Most mammals can sprint faster than humans — having four legs gives them the advantage. But when it comes to long distances, humans can outrun almost any animal. Because we cool by sweating rather than panting, we can stay cool at speeds and distances that would overheat other animals. On a hot day, the two scientists wrote, a human could even outrun a horse in a 26.2-mile marathon.
So if we’re born to run, why are runners so often injured? A combination of factors is likely to play a role, experts say. Exercise early in life can affect the development of tendons and muscles, but many people don’t start running until adulthood, so their bodies may not be as well developed for distance. Running on only artificial surfaces and in high-tech shoes can change the biomechanics of running, increasing the risks of injury.

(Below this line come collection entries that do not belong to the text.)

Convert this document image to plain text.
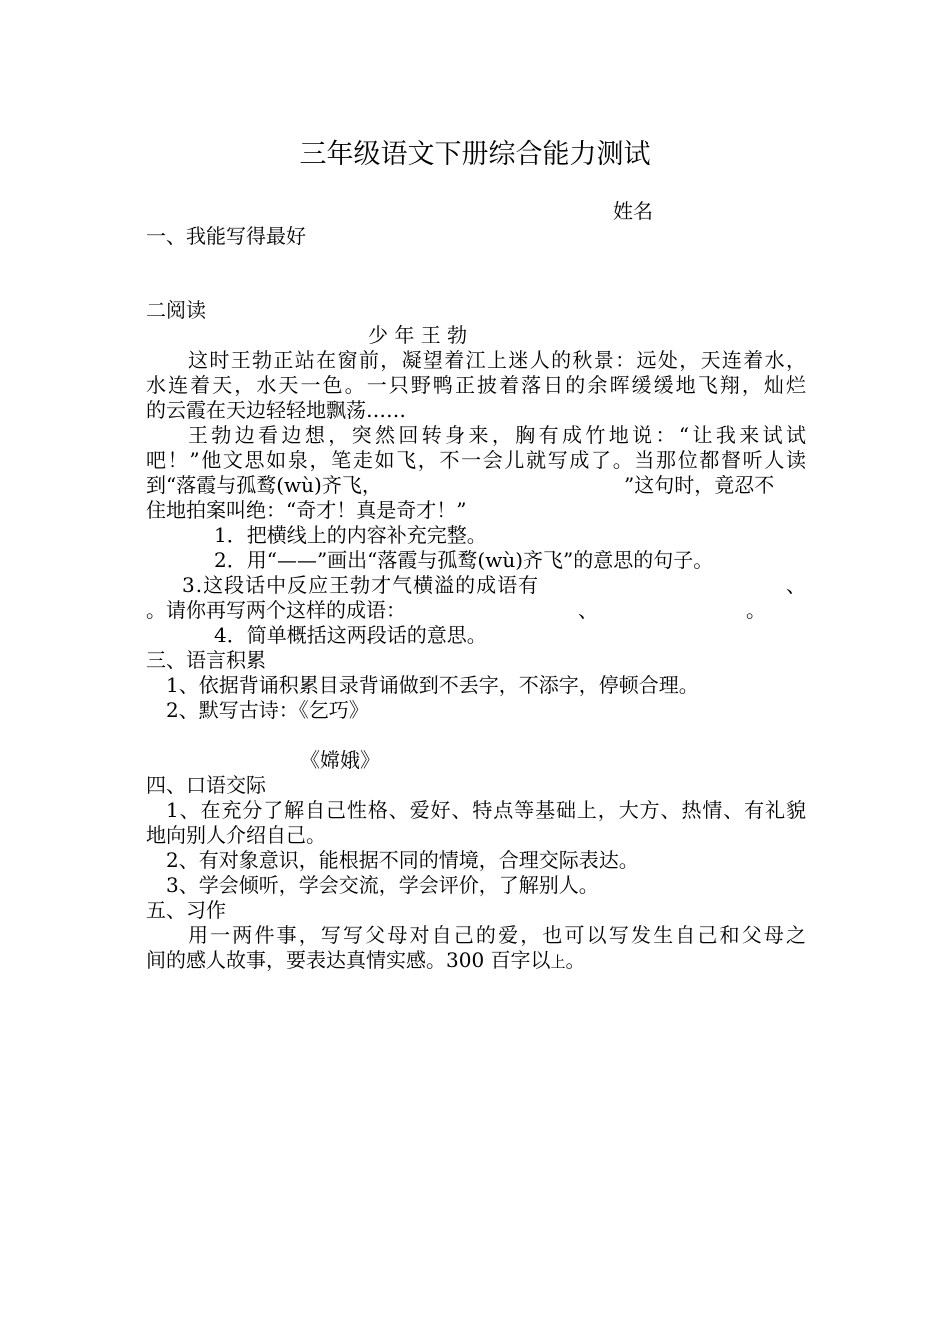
三年级语文下册综合能力测试
姓名
一、我能写得最好
二阅读
少 年 王 勃
这时王勃正站在窗前，凝望着江上迷人的秋景：远处，天连着水，
水连着天，水天一色。一只野鸭正披着落日的余晖缓缓地飞翔，灿烂
的云霞在天边轻轻地飘荡……
王勃边看边想，突然回转身来，胸有成竹地说：“让我来试试
吧！”他文思如泉，笔走如飞，不一会儿就写成了。当那位都督听人读
到“落霞与孤鹜(wù)齐飞，	”这句时，竟忍不
住地拍案叫绝：“奇才！真是奇才！”
1．把横线上的内容补充完整。
2．用“——”画出“落霞与孤鹜(wù)齐飞”的意思的句子。
3.这段话中反应王勃才气横溢的成语有	、
。请你再写两个这样的成语：	、	。
4．简单概括这两段话的意思。
三、语言积累
1、依据背诵积累目录背诵做到不丢字，不添字，停顿合理。
2、默写古诗：《乞巧》
《嫦娥》
四、口语交际
1、在充分了解自己性格、爱好、特点等基础上，大方、热情、有礼貌
地向别人介绍自己。
2、有对象意识，能根据不同的情境，合理交际表达。
3、学会倾听，学会交流，学会评价，了解别人。
五、习作
用一两件事，写写父母对自己的爱，也可以写发生自己和父母之
间的感人故事，要表达真情实感。300 百字以上。
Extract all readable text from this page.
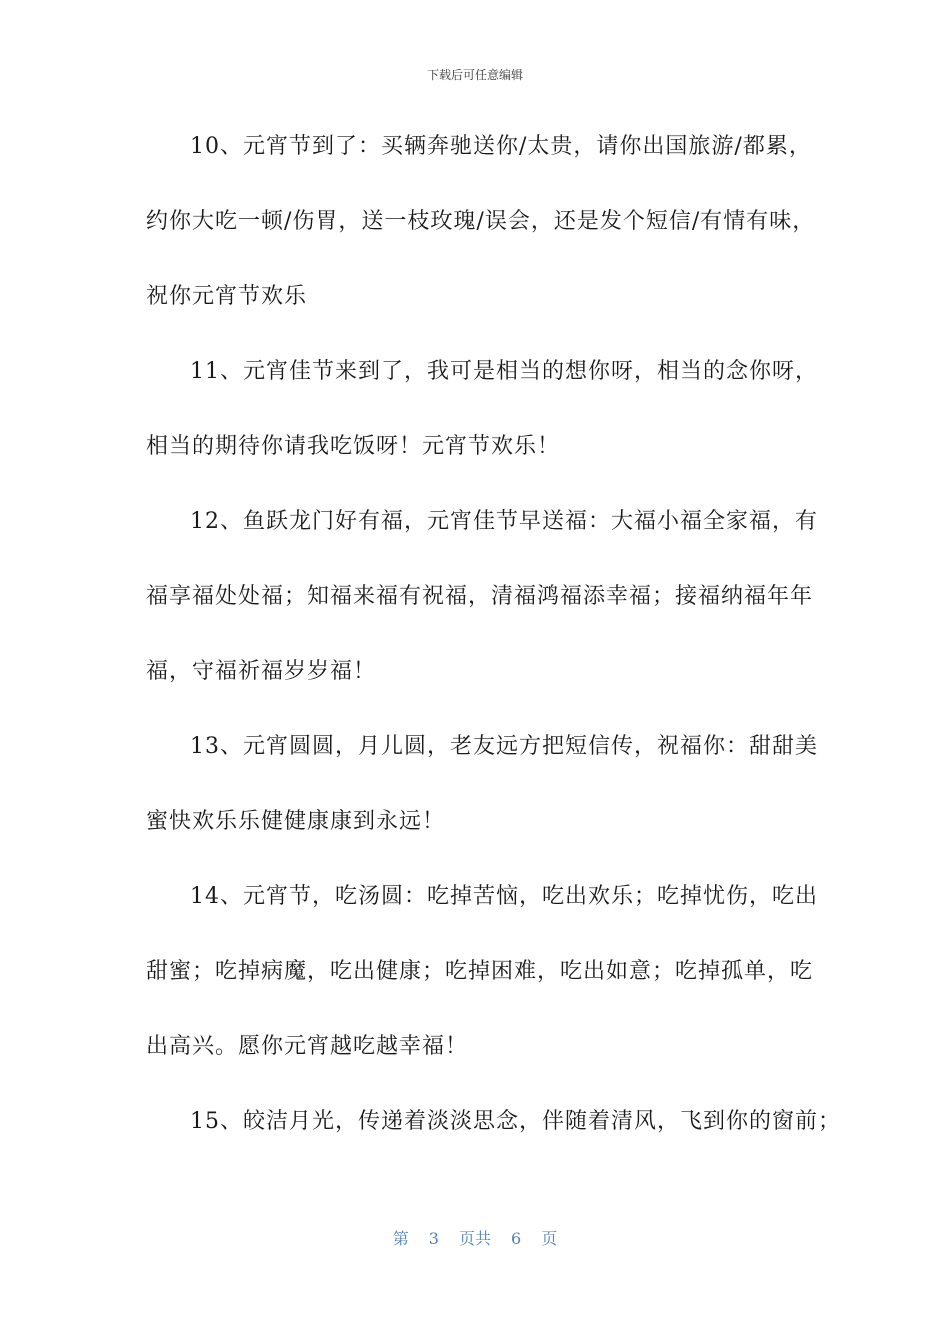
下载后可任意编辑
10、元宵节到了：买辆奔驰送你/太贵，请你出国旅游/都累，
约你大吃一顿/伤胃，送一枝玫瑰/误会，还是发个短信/有情有味，
祝你元宵节欢乐
11、元宵佳节来到了，我可是相当的想你呀，相当的念你呀，
相当的期待你请我吃饭呀！元宵节欢乐！
12、鱼跃龙门好有福，元宵佳节早送福：大福小福全家福，有
福享福处处福；知福来福有祝福，清福鸿福添幸福；接福纳福年年
福，守福祈福岁岁福！
13、元宵圆圆，月儿圆，老友远方把短信传，祝福你：甜甜美
蜜快欢乐乐健健康康到永远！
14、元宵节，吃汤圆：吃掉苦恼，吃出欢乐；吃掉忧伤，吃出
甜蜜；吃掉病魔，吃出健康；吃掉困难，吃出如意；吃掉孤单，吃
出高兴。愿你元宵越吃越幸福！
15、皎洁月光，传递着淡淡思念，伴随着清风，飞到你的窗前；
第 3 页共 6 页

What’s the solution? Slower, easier training over a long period would most likely help; so would brief walk breaks, which mimic the behavior of the persistence hunter. And running on a variety of surfaces and in simpler shoes with less cushioning can restore natural running form.(Despite my antiseptic write-up here, "Born to Run" presents a suspenseful tale and is a fun, exciting read, filled with bizarre characters and fascinating asides. Even if you're skeptical about McDougall's conclusions, I recommend it highly.)
After yesterday's flirtation with running, and given that I was too sore today for any resistance exercises, I decided to just go out and run, using the techniques McDougall described in his book (which are very similar to those detailed in "Chi Running," another terrific running book I read a few years ago).

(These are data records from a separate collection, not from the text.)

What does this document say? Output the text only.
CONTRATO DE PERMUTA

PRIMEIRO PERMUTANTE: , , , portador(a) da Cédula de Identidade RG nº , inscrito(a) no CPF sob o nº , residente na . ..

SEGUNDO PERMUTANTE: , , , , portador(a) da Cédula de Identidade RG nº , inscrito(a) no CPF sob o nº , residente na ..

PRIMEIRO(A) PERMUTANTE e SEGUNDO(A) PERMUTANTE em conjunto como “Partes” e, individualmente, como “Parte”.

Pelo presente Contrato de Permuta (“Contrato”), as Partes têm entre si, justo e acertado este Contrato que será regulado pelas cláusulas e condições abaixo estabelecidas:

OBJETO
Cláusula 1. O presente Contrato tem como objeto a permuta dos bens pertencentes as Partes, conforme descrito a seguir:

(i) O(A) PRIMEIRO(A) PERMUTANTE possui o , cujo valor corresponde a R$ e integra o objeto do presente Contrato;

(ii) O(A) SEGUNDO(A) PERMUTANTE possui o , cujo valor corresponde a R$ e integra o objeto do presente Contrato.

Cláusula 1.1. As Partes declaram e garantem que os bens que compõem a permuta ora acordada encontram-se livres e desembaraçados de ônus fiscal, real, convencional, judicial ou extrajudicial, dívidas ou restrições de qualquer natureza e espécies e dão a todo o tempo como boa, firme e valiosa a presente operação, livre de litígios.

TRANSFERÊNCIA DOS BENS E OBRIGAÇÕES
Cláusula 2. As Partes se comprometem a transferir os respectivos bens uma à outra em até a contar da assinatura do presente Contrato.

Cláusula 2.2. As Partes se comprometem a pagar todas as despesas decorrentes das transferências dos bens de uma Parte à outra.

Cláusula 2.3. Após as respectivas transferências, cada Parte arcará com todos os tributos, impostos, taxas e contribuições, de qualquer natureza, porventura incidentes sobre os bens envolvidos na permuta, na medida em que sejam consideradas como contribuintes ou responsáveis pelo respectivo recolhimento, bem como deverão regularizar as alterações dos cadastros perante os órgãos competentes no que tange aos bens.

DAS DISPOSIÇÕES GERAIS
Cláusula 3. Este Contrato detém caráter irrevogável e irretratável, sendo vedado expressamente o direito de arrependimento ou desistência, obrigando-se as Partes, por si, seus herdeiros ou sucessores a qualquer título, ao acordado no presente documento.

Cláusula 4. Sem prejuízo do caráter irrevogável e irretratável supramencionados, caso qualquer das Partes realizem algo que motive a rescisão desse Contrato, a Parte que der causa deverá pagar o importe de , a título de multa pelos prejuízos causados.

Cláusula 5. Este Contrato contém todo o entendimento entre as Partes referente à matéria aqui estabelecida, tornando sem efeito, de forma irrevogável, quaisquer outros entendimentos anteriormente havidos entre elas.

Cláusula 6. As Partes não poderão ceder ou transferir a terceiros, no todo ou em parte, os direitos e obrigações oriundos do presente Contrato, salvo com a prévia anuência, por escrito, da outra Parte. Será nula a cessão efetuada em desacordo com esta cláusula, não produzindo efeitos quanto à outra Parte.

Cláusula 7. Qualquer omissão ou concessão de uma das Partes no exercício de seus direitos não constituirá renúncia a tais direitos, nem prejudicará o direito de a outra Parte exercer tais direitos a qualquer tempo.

I borrowed M's iPod, put on some music, and took off. I ran up the Ka'anapali beachfront path north to Honokowai, past a busy farmer's market and a bunch of tired looking resorts, and then turned around and headed back south for a few miles, criss-crossing more resorts, the beach, a golf course and a bunch of hotels.

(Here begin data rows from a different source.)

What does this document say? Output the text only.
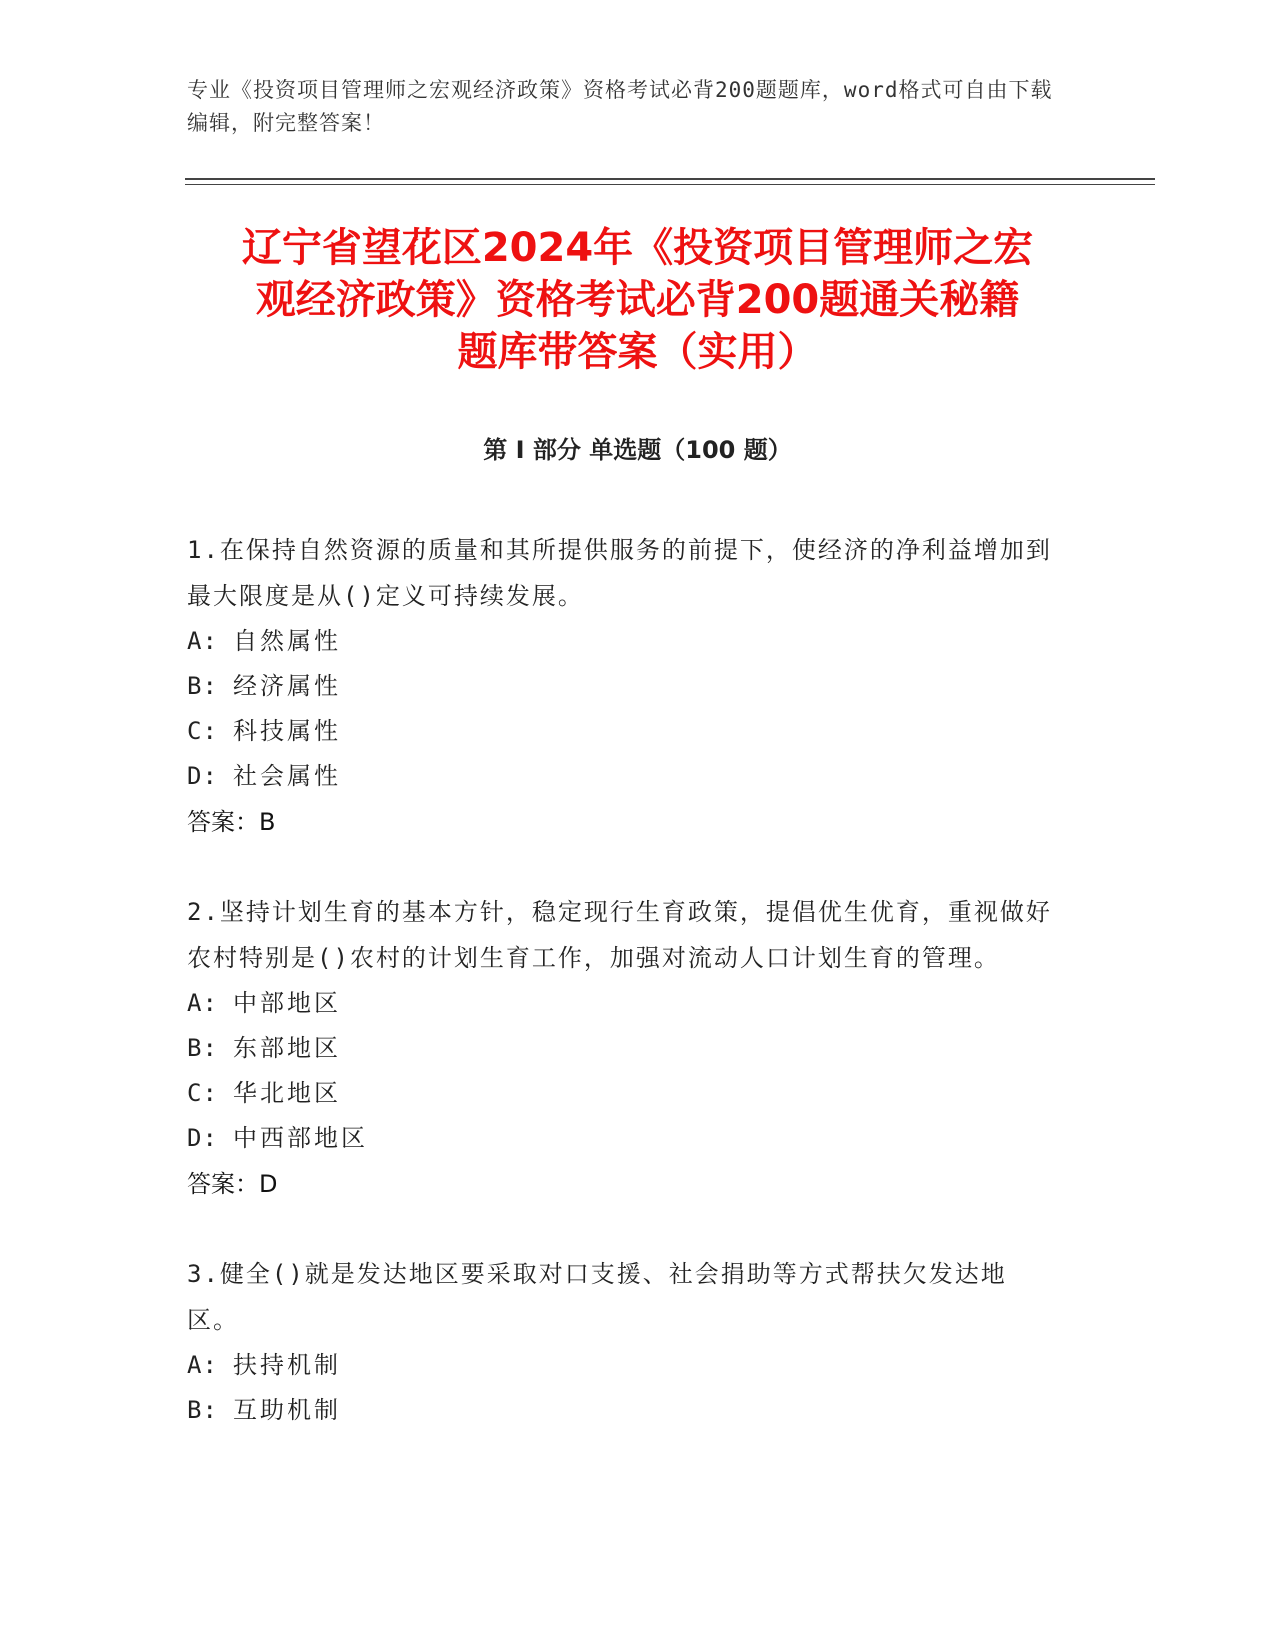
专业《投资项目管理师之宏观经济政策》资格考试必背200题题库，word格式可自由下载编辑，附完整答案！
辽宁省望花区2024年《投资项目管理师之宏
观经济政策》资格考试必背200题通关秘籍
题库带答案（实用）
第 I 部分 单选题（100 题）

1.在保持自然资源的质量和其所提供服务的前提下，使经济的净利益增加到最大限度是从()定义可持续发展。

A: 自然属性
B: 经济属性
C: 科技属性
D: 社会属性
答案：B

2.坚持计划生育的基本方针，稳定现行生育政策，提倡优生优育，重视做好农村特别是()农村的计划生育工作，加强对流动人口计划生育的管理。

A: 中部地区
B: 东部地区
C: 华北地区
D: 中西部地区
答案：D

3.健全()就是发达地区要采取对口支援、社会捐助等方式帮扶欠发达地区。

A: 扶持机制
B: 互助机制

After about an hour and fifteen minutes, I realized I wasn't tired or even out of breath. And although I've been a severe overpronator for as long as I can remember, my bothersome right knee didn't ache in the slightest. This isn't to say I didn't break a sweat -- I ran at a fairly brisk pace, and my perspiration was heavy enough to drown an unfortunate bug that landed on my shoulder. Even when I used to regularly run, I never ran eight miles on a hot day without feeling at least a little winded. But today, I felt like I could have easily kept going -- except for the fact that I had to head back to the resort to take the kids to the pool.
(By the way, when I say "take the kids to the pool," I literally mean "take my two boys to the kiddie pool to splash around and play on the waterslide" -- not "take a huge dump.")
Perhaps it's P90X that's responsible for getting me to the point where I feel like I can run forever, or maybe it's the new running technique. It's likely both. But whatever the reason, I'm just glad to be running again without pain.